Nvidia RTX 4060 Arrives on Steam Survey, Matching RX 7000 Market Share

With the month of September well underway, Steam’s Hardware Survey has been updated with data from the month of August. The most noteworthy change in the latest report is the appearance of Nvidia’s RTX 4060, one of the best graphics cards based on its reasonable $299 asking price.

For its debut on the Steam survey, the RTX 4060’s market share is a pretty decent 0.23%. That may not sound like a lot, but that’s the exact same market share as AMD’s Radeon RX 7900 XTX that launched a full seven months before the RTX 4060. Despite widespread concerns with the 128-bit interface and 8GB of VRAM, it appears the RTX 4060 is already gaining traction among Steam gamers.

This isn’t surprising, given that the GeForce RTX 4060 is arguably one of Nvidia’s most cost-effective RTX 40 series graphics cards to date. In our review of the card, we highlighted its good price-to-performance ratio, offering 22% better performance than its predecessor (the RTX 3060 12GB) for $30 cheaper — $299 vs $239. It’s not perfect, offering one of the lowest generational performance uplifts of any 60-class card, and just 8GB of VRAM — vs 12GB on the 3060. However, the RTX 4060 is the only RTX 40 series graphics card to cost less than its predecessor.

(Image credit: Valve)

For better or for worse, Nvidia’s RTX 4060 is arguably the one of the best budget options among current graphics cards, particularly for gamers who prefer to stay in the Nvidia ecosystem.

Another interesting point of reference is that the previous generation RTX 3060, which now reigns as the most popular GPU on Steam (counting both desktop and laptop GPUs), debuted on the survey two months after it launched in February 2021, with a market share of 0.17%. By that metric, Nvidia is already ahead of where it was last time.

Besides the addition of the RTX 4060, the August update shows Nvidia’s entire RTX-40 series market share among Steam gamers at 5.66%, including mobile GPU variants. That’s a 1.94% net increase in just one month, or alternatively a 52% relative improvement. While just under six percent of the entire Steam survey might not seem like a huge number, it does show that adoption of Nvidia’s latest generation Ada Lovelace architecture is proceeding at a decent rate. At the same ten months after the RTX 30-series launch, those GPUs comprised 4.35% of the Steam survey.

AMD’s market share meanwhile continues to look rather poor. Some of that may simply be Valve failing to pull out data on certain GPUs (only the RX 7900 XTX shows up on the survey), which puts RDNA 3 at 0.23% total. The previous generation RX 6000-series total market share isn’t great either, consisting of 2.95% for the August survey, including mobile GPUs.

ASRock RX 7800 XT Steel Legend

AMD’s RX 7800 XT just launched; how long until it makes the Steam HW survey? (Image credit: ASRock)

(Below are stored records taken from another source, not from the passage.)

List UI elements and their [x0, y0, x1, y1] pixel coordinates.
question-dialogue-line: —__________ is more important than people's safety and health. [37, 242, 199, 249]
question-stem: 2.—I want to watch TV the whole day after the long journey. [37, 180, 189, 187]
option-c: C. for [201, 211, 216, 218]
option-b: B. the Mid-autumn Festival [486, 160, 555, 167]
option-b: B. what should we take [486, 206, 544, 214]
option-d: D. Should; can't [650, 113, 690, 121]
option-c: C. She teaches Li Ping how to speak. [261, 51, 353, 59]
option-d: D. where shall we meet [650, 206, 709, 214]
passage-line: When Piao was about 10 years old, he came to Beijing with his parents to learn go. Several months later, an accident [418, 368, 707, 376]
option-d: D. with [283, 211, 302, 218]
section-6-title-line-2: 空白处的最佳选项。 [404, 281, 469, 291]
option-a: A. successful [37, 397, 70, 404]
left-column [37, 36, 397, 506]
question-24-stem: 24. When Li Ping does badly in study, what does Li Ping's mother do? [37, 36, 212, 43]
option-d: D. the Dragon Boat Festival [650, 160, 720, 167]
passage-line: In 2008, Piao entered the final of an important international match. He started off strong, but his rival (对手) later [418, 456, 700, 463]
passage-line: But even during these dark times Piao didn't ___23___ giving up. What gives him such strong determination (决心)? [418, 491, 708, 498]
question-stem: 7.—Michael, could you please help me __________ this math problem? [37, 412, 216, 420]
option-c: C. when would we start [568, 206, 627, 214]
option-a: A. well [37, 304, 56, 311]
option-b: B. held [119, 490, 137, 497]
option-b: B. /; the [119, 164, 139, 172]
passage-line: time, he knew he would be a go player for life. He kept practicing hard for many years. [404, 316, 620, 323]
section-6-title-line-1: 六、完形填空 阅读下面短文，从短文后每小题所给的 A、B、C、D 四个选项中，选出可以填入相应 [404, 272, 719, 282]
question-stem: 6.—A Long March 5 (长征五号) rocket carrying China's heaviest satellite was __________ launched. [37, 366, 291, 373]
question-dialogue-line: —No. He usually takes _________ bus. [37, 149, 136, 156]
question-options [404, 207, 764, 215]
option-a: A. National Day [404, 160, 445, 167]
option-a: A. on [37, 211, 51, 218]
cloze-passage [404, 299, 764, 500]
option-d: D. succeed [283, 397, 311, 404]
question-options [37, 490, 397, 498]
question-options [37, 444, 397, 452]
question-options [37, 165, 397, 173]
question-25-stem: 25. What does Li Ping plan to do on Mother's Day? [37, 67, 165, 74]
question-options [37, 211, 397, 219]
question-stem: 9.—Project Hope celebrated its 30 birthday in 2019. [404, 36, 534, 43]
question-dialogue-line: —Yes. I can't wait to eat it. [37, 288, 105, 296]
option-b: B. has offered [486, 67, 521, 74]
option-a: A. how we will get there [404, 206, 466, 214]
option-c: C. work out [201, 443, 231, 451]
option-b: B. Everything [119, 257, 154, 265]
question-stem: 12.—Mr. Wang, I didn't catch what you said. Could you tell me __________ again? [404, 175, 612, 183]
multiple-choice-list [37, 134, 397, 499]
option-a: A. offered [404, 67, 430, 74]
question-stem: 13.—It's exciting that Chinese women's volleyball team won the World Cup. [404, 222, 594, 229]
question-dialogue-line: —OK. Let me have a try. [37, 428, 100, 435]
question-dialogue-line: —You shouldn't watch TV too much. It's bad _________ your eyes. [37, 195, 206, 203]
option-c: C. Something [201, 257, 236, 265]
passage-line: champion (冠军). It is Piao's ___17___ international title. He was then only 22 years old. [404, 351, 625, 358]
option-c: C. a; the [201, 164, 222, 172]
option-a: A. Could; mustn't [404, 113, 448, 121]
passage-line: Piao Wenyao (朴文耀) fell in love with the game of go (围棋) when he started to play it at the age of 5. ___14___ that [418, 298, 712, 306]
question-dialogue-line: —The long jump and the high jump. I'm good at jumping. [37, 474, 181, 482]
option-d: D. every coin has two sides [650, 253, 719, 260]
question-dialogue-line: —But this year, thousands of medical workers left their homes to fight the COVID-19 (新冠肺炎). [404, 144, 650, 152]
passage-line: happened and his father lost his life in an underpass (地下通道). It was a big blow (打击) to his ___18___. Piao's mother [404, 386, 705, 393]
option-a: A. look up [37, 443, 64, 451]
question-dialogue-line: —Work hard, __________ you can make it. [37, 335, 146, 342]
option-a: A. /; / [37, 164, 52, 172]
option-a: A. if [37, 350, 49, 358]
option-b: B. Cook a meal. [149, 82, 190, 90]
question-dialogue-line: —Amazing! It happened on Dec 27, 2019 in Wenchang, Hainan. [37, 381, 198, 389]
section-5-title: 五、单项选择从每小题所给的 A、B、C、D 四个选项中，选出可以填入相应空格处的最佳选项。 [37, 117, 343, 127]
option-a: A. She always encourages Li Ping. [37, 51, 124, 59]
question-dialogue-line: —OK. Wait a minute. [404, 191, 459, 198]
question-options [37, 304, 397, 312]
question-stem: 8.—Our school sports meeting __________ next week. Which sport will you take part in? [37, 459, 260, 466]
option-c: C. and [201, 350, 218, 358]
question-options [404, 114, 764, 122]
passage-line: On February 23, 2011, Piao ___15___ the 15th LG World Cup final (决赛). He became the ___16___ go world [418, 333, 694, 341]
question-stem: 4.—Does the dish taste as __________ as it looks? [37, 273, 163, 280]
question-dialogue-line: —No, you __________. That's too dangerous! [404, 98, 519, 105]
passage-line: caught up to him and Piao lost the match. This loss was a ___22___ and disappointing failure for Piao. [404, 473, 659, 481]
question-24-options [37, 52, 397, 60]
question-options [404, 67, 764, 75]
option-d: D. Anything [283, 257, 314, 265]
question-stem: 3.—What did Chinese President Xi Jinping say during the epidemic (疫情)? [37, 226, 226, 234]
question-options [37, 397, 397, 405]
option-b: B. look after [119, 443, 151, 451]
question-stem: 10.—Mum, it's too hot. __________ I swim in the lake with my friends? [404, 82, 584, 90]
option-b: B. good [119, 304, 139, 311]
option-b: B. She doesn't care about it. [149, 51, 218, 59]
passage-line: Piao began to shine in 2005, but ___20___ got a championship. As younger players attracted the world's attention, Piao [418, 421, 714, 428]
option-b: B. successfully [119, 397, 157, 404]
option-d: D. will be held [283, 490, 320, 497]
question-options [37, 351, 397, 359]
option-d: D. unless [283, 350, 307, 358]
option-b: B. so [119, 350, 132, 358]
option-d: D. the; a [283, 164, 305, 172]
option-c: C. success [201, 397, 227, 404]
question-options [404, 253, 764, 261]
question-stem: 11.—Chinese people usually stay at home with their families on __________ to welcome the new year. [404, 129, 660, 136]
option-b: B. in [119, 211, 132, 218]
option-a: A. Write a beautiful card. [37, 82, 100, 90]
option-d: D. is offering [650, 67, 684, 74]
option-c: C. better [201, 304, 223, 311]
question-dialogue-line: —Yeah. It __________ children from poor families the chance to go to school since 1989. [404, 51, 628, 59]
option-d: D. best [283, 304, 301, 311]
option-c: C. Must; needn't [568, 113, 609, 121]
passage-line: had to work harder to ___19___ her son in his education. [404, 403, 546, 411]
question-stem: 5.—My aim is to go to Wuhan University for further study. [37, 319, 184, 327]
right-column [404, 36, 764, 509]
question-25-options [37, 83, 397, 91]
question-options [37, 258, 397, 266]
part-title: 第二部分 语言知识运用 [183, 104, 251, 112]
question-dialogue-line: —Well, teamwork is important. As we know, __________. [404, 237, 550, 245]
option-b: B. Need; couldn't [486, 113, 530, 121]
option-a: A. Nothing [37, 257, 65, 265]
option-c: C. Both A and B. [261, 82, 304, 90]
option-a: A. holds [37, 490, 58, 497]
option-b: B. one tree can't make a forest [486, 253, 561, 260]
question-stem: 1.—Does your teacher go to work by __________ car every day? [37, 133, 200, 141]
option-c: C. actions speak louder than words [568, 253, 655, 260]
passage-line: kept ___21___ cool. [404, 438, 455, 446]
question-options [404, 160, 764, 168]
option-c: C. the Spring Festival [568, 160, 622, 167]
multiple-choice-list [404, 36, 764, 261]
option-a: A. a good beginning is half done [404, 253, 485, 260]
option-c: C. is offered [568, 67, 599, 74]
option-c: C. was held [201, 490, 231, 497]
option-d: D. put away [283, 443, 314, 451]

These figures really show how much more popular Nvidia’s GPUs are, no matter how competitive AMD’s GPUs may be, or how poorly the cards might be received by reviewers and influencers. Part of the gap also stems from the fact that AMD’s discrete GPU laptop market share (i.e., not counting integrated solutions) is extremely low.

While AMD’s RDNA 3 graphics cards barely show up in the latest survey, we’ll have to see what happens in the coming months. Hopefully Valve will break out data on the RX 7900 XT, RX 7900 GRE, RX 7600, and now the new RX 7800 XT and 7700 XT that just launched. It will obviously take time for those last two to appear on Steam’s survey, but we suspect there are a reasonable number of 7900 XT and 7600 cards in the hands of gamers now.

Also still MIA: Intel Arc Alchemist. Those have been out for over a year now, at least in some parts of the world. So far, neither the desktop nor mobile Arc variants have made an appearance on the Steam survey, despite nabbing a fairly significant chunk of the global GPU market according to JPR. Maybe all of those Arc GPUs are ending up in business PCs?

Unsurprisingly, the top 10 most popular graphics cards on the Steam hardware survey have barely changed, with the GTX 1650, RTX 3060, GTX 1060, RTX 3060 Laptop GPU, and RTX 2060 making up the top five. The rest of the top ten consists of mostly budget-friendly Nvidia GPUs from the past six years, like the GTX 1050 Ti and RTX 3050.

If the Steam Hardware Survey has taught us anything, it’s that Nvidia’s 60-class cards inevitably make it into the top 10 at some point. That means about 2.5% of the total market, so RTX 4060’s presence will need to grow by an order of magnitude before it can reach the top ten. It will be interesting to see how quickly the RTX 4060 can accomplish that feat.